The letter also addresses actions by CDA that encourages stakeholders to pursue exemptions for highly toxic pesticides by applying for Special Local Need exemptions from EPA, and indicates that the state intends to allow the use of other pesticides under general label language that has not be tested and specifically registered for use on marijuana. Both of these approaches violate federal law and EPA regulations. Given the potential legal challenges associated with approving toxic pesticides for use on cannabis, Beyond Pesticides encourages CDA to allow within the state only the use of pesticides of a character unnecessary for regulation, which fall under section 25(b) of FIFRA.
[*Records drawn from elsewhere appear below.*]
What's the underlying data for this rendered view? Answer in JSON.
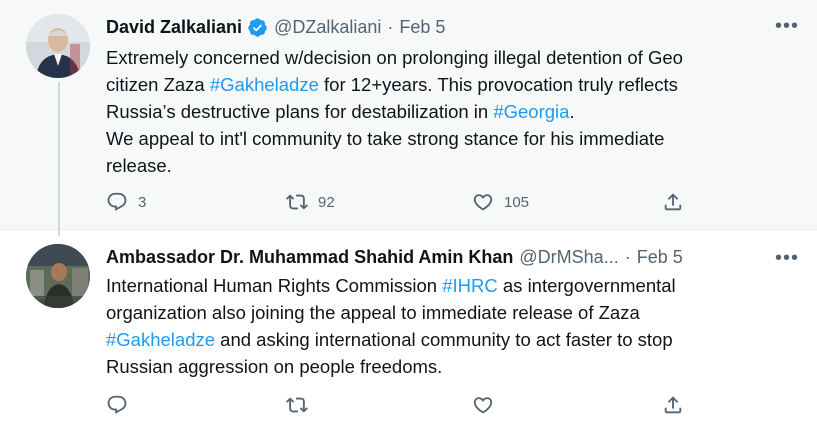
{
  "tweets": [
    {
      "author_name": "David Zalkaliani",
      "handle": "@DZalkaliani",
      "date": "Feb 5",
      "more_label": "•••",
      "lines": [
        [
          {
            "t": "Extremely concerned w/decision on prolonging illegal detention of Geo"
          }
        ],
        [
          {
            "t": "citizen Zaza "
          },
          {
            "t": "#Gakheladze",
            "tag": true
          },
          {
            "t": " for 12+years. This provocation truly reflects"
          }
        ],
        [
          {
            "t": "Russia’s destructive plans for destabilization in "
          },
          {
            "t": "#Georgia",
            "tag": true
          },
          {
            "t": "."
          }
        ],
        [
          {
            "t": "We appeal to int'l community to take strong stance for his immediate"
          }
        ],
        [
          {
            "t": "release."
          }
        ]
      ],
      "reply_count": "3",
      "retweet_count": "92",
      "like_count": "105"
    },
    {
      "author_name": "Ambassador Dr. Muhammad Shahid Amin Khan",
      "handle": "@DrMSha...",
      "date": "Feb 5",
      "more_label": "•••",
      "lines": [
        [
          {
            "t": "International Human Rights Commission "
          },
          {
            "t": "#IHRC",
            "tag": true
          },
          {
            "t": " as intergovernmental"
          }
        ],
        [
          {
            "t": "organization also joining the appeal to immediate release of Zaza"
          }
        ],
        [
          {
            "t": "#Gakheladze",
            "tag": true
          },
          {
            "t": " and asking international community to act faster to stop"
          }
        ],
        [
          {
            "t": "Russian aggression on people freedoms."
          }
        ]
      ],
      "reply_count": "",
      "retweet_count": "",
      "like_count": ""
    }
  ],
  "colors": {
    "hashtag": "#1d9bf0",
    "secondary_text": "#536471",
    "verified_badge": "#1d9bf0",
    "highlight_background": "#f7f9f9"
  },
  "icons": {
    "reply": "reply-icon",
    "retweet": "retweet-icon",
    "like": "like-icon",
    "share": "share-icon",
    "verified": "verified-badge-icon",
    "more": "more-options-icon"
  }
}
According to the plaintiffs’ attorney, Steven Woodrow, the current lawsuit is an attempt to enforce the law as it stands in the absence of action by CDA or state lawmakers to protect public health and safety. “In a larger sense [the plaintiffs are] saying the marijuana industry can’t go on unchecked and someone has to do something to stop these people from using Eagle 20 and other harmful pesticides,” said Mr. Woodrow. In comments to the Denver Post before the lawsuit was filed, Mr. Woodrow points out that, “We’d not be talking today if the state had acted quickly to protect consumers.”
The suit also takes issue with the fact that, although myclobutanil is used on other food crops, there are no allowable levels for it on marijuana because it is an illegal crop under federal law. However, city health officials allowed the plants to be released when tests showed only the lowest allowable levels of the chemicals, an action the lawsuit alleges was illegal because simply showing “the plants did not have ‘pesticide residue’ does not necessarily mean that the plants were safe for inhalation.” This is a significant step in reigning in the, up to this point, seemingly unchecked marijuana industry that has become a powerful force in the state of Colorado over the past three years. This lawsuit follows on the heels of actions taken just a few weeks ago by the state attorney general to crack down on the misuse and misrepresentation of the word “organic” in marijuana sales.
More information about state (including Colorado) regulation of pesticide use in marijuana cultivation can be found in Beyond Pesticides’ investigative report on the issue, which was published this past spring. The report highlights different approaches used by states and raises safety concerns due to loopholes in federal law. The report also recommends that states with legalization adopt laws governing cannabis production that prohibit federally registered pesticides and require the adoption of organic practices that only allow products exempt from registration based on the full range of possible exposure patterns, which is the same position expressed to CDA in Beyond Pesticides’ letter.
All unattributed positions and opinions in this piece are those of Beyond Pesticides.